While online job postings are a quantum leap removed from classified ads in newspapers, which peaked in 2000, I’m worried they have headed down the same dark path of embarrassing mediocrity as the job boards they are posted to. Job boards enable job hunters to search for multiple jobs, visit potential employers’ websites and contact those employers if interested. But is anyone reading job descriptions? Anecdotal feedback stories from my peers and others suggest the answer is “no.”
If they are reading the job posting and the qualifications, are they not understanding the requirements? Are the job postings too broad? Do candidates believe it’s a numbers game? When I talk to my fellow recruiters, they share stories of applicants who apply to 20-30 roles; could anyone have such a broad skill set that they could be qualified for that many roles? Is this a failure of job postings or the next evolution of hiring?

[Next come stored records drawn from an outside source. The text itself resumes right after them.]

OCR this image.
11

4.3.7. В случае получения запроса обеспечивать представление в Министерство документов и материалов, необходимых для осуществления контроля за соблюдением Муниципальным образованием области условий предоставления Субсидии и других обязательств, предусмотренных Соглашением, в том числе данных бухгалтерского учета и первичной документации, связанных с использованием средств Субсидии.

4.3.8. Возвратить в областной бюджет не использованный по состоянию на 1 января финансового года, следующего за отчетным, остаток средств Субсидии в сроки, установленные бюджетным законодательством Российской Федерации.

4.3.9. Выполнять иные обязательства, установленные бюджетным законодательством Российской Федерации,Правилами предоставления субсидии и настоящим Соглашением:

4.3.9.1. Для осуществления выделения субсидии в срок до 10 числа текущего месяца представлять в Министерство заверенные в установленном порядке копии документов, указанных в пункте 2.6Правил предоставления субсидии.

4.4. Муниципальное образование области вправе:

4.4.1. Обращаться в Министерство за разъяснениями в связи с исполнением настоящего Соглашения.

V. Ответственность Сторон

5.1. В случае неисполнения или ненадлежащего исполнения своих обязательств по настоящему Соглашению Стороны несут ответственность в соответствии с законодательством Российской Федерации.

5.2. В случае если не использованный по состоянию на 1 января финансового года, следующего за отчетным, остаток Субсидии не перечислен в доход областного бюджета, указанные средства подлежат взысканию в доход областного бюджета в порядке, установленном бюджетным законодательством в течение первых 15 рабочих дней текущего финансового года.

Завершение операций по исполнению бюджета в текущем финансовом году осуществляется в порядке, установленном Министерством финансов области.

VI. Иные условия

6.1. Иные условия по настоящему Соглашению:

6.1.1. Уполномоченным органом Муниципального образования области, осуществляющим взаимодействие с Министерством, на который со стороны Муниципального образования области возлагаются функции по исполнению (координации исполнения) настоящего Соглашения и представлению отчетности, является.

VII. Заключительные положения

Job postings are dead, but will linger for the next five years because of a bureaucratic necessity. Applicants are not interested in reading long job postings that list 3-5 required skills and then requirements like, “team player,” “strong communicator,” “ability to wear many hats,” cliché, cliché. They certainly don’t want to read it and I don’t want to write it. Times are changing. Applicants want to see pictures of the office, videos and a glimpse of the culture. Can they see themselves working for this company? If yes, then they will apply and qualifications are secondary. Is this a good thing?
Good or bad, it is the reality of the information laden, social media driven environment we now live in. Leading a cutting edge recruiting team, we are pivoting to provide the pictures, videos, employee spotlights, culture identifiers and job postings for applicants. As a company, we have a corporate brand, but we have and continue to develop our recruiting brand as well. The war for talent is only getting hotter and job postings are the classified ads of the 2000s.